TAO trained 3-class Unet model only outputs 2 class output in Deepstream

Hey Folks,

I have got and TAO trained Unet model for 3-classes ,We have our python wrapper code sourced from Nvidia’s reference Python apps using our Trained unet Etlt model , where we need to use pyds returned cv2 numpy array as output indexed masks, But our returned array from the deepstream pipeline is only having 2 class output even with specified ‘num-class-detected=3’ argument, Rather then 3 classes to be used as output masks, Which we can use for our downstream pipeline code to work.

Our TAO based inference output for same model is an very good 3 class index mask but our deepstream only gives 2 class output output where we see Background marked as [-1] and rest of the Two classes are merged together as [0], so basically we are getting detection as : [Background],[obj1+obj2] , instead of 3 different classes.

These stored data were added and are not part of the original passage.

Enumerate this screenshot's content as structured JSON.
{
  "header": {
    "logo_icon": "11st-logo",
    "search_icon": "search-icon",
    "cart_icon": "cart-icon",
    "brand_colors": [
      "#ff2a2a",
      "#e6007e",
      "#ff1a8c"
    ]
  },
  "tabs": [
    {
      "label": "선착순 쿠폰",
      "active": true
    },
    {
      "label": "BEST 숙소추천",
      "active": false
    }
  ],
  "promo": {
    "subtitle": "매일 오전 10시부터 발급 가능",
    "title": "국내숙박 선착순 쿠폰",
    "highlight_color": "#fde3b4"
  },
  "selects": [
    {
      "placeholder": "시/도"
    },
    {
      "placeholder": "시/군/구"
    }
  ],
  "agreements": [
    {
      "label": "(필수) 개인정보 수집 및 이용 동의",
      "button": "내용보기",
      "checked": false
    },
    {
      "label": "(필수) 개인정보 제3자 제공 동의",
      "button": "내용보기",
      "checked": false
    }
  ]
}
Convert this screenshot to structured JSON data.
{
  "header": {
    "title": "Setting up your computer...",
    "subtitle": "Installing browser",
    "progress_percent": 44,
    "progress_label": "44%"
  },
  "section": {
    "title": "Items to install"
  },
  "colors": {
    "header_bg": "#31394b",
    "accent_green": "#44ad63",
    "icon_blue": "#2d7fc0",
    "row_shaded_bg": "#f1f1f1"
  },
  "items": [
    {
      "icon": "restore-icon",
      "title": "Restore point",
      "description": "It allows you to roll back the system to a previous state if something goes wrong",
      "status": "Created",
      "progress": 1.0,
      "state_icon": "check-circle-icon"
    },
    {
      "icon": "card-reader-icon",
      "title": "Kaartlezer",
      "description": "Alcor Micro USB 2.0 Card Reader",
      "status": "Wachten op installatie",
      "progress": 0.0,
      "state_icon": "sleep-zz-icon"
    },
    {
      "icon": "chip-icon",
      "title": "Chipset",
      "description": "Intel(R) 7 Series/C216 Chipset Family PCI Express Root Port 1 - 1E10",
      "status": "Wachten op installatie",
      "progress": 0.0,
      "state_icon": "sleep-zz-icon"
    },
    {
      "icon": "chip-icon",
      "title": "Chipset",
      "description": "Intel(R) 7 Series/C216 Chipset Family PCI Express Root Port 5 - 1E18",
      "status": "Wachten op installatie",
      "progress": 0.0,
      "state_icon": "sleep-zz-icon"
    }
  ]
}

I am even so confused over it since for same i have tried all different version of our model trained for different epoches, Even on different machines but it only gets us 2 class output.

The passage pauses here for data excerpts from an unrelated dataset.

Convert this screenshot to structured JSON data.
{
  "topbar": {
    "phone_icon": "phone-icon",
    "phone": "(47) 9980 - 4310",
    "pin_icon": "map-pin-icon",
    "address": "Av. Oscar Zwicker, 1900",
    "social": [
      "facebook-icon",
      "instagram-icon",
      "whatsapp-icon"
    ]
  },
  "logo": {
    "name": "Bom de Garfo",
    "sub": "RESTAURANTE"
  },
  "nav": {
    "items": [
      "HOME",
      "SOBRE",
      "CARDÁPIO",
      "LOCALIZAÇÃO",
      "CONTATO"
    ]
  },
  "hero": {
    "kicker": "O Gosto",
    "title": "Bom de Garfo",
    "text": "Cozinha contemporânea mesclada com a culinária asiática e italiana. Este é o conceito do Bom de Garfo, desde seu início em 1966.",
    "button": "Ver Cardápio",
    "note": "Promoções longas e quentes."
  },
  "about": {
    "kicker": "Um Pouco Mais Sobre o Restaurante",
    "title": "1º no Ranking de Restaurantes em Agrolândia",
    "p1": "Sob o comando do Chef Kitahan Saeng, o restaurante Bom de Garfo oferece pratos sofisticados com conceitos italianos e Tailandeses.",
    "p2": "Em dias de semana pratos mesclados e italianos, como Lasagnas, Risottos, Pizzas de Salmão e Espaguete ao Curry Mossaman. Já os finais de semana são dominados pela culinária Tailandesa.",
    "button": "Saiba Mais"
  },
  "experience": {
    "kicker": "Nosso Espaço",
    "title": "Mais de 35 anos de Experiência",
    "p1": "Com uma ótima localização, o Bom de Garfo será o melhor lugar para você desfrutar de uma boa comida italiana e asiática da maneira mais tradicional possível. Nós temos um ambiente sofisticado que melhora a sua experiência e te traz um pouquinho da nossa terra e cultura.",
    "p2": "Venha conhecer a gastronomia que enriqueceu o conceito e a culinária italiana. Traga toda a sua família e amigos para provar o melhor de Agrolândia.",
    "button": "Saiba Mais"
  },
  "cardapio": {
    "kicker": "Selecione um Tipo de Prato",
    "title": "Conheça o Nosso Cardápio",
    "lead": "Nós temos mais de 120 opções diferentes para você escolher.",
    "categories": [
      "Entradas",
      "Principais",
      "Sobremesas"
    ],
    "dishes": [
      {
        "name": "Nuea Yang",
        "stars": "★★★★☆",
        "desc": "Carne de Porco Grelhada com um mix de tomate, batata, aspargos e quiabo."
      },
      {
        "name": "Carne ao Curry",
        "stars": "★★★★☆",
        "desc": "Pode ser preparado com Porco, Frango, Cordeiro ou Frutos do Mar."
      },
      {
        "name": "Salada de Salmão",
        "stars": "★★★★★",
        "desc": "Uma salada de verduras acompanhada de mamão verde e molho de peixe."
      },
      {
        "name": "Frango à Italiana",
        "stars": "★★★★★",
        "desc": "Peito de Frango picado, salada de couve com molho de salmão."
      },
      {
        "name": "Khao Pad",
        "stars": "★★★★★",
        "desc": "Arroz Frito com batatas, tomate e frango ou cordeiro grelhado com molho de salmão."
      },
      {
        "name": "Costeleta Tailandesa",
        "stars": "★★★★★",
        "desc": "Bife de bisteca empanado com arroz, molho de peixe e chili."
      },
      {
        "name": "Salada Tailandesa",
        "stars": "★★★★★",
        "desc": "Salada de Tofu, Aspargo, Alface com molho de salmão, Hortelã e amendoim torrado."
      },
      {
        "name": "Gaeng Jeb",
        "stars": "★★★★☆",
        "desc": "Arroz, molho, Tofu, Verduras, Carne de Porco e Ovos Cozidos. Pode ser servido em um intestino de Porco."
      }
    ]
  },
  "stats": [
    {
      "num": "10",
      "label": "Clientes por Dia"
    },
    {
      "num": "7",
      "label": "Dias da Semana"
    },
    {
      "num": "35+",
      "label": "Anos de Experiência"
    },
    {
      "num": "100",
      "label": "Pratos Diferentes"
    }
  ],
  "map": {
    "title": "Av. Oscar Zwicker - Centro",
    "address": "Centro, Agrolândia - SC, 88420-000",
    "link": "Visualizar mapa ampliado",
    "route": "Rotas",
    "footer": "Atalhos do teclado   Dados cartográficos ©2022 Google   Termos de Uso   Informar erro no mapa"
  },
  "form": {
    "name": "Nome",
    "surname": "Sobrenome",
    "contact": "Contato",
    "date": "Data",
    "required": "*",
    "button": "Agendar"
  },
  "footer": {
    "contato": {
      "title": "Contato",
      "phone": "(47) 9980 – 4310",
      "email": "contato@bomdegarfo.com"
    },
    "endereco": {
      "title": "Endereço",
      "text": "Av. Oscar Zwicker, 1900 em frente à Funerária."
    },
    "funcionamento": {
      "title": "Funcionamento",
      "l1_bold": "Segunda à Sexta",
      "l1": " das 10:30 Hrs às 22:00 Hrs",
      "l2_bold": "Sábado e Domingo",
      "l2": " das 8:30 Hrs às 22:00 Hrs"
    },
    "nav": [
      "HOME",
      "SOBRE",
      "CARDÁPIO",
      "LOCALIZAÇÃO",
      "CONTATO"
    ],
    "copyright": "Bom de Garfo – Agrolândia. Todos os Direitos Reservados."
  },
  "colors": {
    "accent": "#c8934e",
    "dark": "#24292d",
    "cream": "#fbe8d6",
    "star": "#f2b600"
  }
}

We wish to have the desired 3 class mask output as we get from the TAO inferencing Results. for Further use. Any help and suggestion would be appreciated for the Same. We are badly stuck on this I have enclosed Python wrapper and our config_file as well.

• Python_Wrapper

import sys
sys.path.append('../')
import gi
import math

gi.require_version('Gst', '1.0')
from gi.repository import GLib, Gst
from common.is_aarch_64 import is_aarch64
from common.bus_call import bus_call

import cv2
import pyds
import numpy as np
import os.path
from os import path
import ctypes

ctypes.pythonapi.PyCapsule_GetPointer.restype = ctypes.c_void_p
ctypes.pythonapi.PyCapsule_GetPointer.argtypes = [ctypes.py_object, ctypes.c_char_p]

MAX_DISPLAY_LEN = 64
MUXER_OUTPUT_WIDTH = 1920
MUXER_OUTPUT_HEIGHT = 1080
MUXER_BATCH_TIMEOUT_USEC = 4000000
TILED_OUTPUT_WIDTH = 512
TILED_OUTPUT_HEIGHT = 512
COLORS = [[128, 128, 64], [0, 0, 128], [0, 128, 128], [128, 0, 0],
          [128, 0, 128], [128, 128, 0], [0, 128, 0], [0, 0, 64],
          [0, 0, 192], [0, 128, 64], [0, 128, 192], [128, 0, 64],
          [128, 0, 192], [128, 128, 128]]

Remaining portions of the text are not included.